Pasqua e Pastiera, sacro e profano
L’irrazionalità con la quale un popolo che fino a ier l’altro combatteva con la fame quotidiana si azzuffa per dare una patente di antichità a ricette che non possono – e non devono – essere fisse nel tempo proprio per la mancanza di ingredienti, o per la penuria, o per i gusti mutati è davvero difficile da comprendere, quasi come il tifo calcistico.
Perché ovviamente qui una ragione storica c’è ed è ben documentata: non tanto per i miti di Partenope, o delle mogli dei pescatori di Napoli, di cui si trova traccia da per tutto e che affondano le radici nel pittoresco più pittoresco.

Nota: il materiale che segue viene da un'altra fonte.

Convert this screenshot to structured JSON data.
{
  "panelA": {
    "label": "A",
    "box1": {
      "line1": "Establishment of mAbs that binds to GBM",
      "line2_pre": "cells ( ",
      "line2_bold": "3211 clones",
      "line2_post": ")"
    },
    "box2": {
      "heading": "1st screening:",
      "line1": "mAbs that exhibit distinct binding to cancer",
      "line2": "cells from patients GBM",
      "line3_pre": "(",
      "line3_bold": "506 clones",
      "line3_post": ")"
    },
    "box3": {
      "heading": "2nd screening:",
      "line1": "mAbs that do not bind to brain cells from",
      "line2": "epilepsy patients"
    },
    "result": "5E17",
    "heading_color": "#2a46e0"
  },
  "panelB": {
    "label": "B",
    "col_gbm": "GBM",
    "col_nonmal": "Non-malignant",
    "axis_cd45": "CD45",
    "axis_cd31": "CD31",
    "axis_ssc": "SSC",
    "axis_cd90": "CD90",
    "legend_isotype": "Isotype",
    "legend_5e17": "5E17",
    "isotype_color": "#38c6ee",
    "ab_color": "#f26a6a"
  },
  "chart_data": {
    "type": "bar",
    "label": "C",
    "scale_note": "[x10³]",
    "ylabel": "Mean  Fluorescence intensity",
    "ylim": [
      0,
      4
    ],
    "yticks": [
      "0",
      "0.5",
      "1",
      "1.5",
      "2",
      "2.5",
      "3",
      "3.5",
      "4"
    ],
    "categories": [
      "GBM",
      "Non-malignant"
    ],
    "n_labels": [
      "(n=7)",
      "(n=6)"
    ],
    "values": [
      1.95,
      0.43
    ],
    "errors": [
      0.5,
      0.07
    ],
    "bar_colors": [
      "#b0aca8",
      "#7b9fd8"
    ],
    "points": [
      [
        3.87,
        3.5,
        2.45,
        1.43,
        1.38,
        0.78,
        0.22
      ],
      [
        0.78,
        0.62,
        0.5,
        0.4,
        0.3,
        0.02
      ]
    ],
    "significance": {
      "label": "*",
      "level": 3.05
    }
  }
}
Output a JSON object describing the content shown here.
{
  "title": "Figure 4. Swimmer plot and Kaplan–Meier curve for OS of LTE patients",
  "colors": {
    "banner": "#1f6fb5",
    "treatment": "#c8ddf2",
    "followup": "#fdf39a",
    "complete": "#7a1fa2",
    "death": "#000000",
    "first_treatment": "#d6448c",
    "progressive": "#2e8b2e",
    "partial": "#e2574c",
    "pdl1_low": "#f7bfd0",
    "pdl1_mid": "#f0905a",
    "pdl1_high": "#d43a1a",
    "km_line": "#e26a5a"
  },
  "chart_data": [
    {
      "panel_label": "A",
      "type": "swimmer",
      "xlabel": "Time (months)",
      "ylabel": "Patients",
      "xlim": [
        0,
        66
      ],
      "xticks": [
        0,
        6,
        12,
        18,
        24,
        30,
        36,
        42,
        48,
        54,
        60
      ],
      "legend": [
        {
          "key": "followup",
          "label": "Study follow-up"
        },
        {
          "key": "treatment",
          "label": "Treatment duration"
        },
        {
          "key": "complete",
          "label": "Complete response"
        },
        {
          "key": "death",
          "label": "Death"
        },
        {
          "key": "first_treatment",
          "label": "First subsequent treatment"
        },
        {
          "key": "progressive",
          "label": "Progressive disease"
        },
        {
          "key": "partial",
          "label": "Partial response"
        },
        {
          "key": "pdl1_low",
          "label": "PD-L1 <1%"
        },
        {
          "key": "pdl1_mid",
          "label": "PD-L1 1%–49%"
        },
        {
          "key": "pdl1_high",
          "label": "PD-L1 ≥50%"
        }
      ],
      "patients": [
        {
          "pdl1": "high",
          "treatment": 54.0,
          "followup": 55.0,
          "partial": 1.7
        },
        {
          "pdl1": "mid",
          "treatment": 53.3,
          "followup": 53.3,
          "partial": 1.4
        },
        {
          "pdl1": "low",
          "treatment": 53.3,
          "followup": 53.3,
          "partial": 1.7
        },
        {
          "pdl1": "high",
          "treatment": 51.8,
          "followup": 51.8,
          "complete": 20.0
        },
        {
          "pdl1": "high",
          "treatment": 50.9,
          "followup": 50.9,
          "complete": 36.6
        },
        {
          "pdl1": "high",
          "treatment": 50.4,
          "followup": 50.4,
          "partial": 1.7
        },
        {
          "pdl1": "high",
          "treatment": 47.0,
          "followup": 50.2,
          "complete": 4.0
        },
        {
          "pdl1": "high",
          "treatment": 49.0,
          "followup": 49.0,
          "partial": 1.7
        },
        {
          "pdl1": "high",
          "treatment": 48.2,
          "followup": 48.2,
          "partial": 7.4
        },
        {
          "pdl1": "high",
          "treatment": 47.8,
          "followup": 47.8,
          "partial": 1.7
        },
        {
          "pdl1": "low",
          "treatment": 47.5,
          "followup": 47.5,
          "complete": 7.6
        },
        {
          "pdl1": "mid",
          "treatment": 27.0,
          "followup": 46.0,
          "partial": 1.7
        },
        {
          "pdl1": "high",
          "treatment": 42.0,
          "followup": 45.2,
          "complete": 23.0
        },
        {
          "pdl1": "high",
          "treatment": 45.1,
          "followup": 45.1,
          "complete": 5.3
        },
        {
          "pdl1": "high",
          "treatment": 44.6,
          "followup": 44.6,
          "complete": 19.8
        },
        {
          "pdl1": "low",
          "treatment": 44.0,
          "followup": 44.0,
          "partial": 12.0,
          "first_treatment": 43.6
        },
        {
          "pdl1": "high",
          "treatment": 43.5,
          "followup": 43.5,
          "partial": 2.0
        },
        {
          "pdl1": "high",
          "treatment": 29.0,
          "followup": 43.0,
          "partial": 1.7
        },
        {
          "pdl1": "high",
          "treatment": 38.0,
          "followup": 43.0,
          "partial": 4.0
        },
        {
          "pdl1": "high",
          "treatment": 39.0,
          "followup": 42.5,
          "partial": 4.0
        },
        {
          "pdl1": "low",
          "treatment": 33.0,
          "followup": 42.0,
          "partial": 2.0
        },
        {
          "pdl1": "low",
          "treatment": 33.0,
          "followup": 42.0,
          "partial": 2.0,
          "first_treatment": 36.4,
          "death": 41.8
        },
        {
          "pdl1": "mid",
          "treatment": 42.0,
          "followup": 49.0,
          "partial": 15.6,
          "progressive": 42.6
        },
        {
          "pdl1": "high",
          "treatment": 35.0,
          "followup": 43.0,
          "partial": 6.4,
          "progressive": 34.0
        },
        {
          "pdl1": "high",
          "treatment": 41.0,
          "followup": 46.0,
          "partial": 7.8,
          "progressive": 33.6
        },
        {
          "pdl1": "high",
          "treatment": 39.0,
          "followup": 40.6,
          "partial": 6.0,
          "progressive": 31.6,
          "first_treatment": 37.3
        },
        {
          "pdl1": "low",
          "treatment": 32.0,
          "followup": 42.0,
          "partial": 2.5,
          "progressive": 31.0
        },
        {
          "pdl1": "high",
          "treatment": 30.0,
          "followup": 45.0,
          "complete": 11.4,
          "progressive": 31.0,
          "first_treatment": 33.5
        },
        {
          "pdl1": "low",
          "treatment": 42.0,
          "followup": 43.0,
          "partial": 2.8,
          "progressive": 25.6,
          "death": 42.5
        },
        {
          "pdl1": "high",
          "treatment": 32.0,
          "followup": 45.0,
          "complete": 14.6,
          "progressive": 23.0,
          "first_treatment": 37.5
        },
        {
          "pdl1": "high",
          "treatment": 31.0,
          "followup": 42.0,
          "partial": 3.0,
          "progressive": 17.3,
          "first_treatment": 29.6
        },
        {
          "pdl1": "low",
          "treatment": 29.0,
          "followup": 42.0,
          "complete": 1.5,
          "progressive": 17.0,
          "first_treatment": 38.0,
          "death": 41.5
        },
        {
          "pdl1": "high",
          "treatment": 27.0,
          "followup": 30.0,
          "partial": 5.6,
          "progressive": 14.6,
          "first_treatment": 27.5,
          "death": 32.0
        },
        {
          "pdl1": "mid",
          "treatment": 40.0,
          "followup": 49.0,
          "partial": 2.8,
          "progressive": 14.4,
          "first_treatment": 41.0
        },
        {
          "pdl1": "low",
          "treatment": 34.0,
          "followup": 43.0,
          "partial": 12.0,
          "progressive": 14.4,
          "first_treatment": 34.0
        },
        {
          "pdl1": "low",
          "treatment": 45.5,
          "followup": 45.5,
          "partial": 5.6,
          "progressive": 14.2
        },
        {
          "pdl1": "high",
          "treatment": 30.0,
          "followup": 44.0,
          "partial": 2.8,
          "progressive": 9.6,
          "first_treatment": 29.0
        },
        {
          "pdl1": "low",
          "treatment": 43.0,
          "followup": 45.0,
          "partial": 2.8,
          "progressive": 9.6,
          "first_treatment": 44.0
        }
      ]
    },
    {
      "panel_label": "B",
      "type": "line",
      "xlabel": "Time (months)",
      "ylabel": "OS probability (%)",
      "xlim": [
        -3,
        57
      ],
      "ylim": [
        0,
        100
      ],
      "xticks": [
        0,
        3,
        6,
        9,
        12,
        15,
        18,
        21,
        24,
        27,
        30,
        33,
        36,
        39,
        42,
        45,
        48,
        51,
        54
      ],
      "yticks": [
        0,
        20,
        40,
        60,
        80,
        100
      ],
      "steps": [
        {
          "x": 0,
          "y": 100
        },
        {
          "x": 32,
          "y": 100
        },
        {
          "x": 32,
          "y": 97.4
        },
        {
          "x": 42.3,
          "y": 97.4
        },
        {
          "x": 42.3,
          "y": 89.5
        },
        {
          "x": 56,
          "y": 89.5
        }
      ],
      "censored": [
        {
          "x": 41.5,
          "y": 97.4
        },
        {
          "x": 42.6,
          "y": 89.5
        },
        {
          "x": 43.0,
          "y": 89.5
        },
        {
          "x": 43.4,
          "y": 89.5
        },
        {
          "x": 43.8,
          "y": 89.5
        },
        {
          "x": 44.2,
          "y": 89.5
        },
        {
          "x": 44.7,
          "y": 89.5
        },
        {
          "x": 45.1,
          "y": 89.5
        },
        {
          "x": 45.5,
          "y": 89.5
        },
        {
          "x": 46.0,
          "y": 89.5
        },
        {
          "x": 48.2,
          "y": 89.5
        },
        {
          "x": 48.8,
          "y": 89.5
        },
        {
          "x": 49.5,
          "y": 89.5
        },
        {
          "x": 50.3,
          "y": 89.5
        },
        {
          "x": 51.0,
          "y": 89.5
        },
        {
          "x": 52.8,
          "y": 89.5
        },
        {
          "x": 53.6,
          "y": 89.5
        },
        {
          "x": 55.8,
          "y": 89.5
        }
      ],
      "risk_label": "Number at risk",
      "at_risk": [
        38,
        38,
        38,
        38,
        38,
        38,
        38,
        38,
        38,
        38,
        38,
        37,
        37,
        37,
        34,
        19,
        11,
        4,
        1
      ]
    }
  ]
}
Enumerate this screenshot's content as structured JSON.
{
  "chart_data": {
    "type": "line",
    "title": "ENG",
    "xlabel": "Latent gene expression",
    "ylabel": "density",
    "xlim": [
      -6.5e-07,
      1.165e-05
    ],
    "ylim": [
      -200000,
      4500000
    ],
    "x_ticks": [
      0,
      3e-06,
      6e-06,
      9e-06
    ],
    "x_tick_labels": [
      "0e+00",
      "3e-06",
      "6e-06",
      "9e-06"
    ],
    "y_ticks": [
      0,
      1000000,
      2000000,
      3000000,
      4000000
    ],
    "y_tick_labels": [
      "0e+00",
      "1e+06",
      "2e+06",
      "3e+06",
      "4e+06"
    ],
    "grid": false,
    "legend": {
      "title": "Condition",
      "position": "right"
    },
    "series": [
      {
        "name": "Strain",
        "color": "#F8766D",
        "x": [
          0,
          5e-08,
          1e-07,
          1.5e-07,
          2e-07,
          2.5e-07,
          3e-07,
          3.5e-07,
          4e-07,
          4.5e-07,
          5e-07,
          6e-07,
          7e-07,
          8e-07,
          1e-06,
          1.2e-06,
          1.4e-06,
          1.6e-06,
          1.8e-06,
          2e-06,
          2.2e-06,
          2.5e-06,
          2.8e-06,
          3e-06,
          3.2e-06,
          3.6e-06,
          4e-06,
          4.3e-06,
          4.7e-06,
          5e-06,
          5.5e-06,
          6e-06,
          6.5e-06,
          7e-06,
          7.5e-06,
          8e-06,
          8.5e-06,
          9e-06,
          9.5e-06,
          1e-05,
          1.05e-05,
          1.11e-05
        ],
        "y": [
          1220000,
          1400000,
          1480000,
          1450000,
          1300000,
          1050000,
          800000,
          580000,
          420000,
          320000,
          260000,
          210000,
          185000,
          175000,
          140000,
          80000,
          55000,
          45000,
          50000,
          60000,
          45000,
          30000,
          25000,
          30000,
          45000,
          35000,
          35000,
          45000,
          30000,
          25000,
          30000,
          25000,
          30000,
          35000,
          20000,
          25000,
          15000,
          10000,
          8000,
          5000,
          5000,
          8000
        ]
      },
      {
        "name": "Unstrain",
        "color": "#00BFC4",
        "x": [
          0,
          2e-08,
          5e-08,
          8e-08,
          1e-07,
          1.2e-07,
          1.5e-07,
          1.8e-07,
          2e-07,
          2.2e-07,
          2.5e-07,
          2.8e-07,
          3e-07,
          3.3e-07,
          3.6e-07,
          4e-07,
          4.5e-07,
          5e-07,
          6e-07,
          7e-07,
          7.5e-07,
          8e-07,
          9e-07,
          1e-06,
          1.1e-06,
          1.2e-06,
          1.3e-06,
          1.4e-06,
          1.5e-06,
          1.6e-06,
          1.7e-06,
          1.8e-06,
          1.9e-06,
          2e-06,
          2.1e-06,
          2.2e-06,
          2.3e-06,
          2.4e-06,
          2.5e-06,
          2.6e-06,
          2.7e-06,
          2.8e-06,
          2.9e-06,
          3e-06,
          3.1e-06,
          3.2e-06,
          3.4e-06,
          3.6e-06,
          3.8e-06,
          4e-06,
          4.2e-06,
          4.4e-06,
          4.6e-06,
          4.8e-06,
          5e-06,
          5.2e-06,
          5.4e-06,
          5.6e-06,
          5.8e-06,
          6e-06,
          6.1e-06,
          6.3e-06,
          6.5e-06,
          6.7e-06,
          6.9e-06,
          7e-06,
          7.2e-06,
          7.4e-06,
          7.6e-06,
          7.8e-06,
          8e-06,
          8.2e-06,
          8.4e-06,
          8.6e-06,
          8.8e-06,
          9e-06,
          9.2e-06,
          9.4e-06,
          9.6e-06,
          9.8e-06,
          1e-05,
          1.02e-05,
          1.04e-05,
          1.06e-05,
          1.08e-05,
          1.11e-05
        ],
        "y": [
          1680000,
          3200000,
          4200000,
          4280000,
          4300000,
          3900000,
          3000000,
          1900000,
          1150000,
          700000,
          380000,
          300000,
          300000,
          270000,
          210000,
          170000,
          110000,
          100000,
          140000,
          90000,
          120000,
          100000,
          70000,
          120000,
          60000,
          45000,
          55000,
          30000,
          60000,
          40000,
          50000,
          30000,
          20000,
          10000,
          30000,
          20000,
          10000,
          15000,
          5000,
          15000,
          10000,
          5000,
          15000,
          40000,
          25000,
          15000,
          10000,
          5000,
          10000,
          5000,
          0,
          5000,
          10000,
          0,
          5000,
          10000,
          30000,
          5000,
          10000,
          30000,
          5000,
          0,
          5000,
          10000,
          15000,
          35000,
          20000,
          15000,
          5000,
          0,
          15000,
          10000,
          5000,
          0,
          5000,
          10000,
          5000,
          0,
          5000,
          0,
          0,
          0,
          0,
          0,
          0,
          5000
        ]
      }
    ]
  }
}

Ma già dal seicento di questa “pastiera” v’è traccia sopra tutto nei conventi della città, dalle parti di San Gregorio Armeno, con i chiostri profumati di fiori primaverili, la ricotta e le uova, e quel poco di farina che serve per la frolla. E ancor prima si parla di una torta rustica, dolce e salata, con la provola a far da protagonista.
Ma quello che è davvero fisso, e questa volta sì, “rigorosamente”, è lo struggimento delle strade di Napoli a cavallo del Giovedì e del Venerdì Santo, quando il profumo millefiori s’ode davvero ovunque: e anche adesso che la pastiera si trova praticamente tutto l’anno, non si dimentica che il calendario liturgico si sovrapponeva – come si sovrappone – a quello gastronomico: perché la pastiera è buona sempre, ma come si gusta uno o due giorni dopo averla sfornata è cosa certa, non ce n’è.
«E,venuto lo juorno destenato, oh bene mio: che mazzecatorio e che bazzara che se facette! Da dove vennero tante pastiere e casatielle? Dove li sottestate e le porpette? Dove li maccarune e graviuole? Tanto che nce poteva magnare n'asserceto formato.»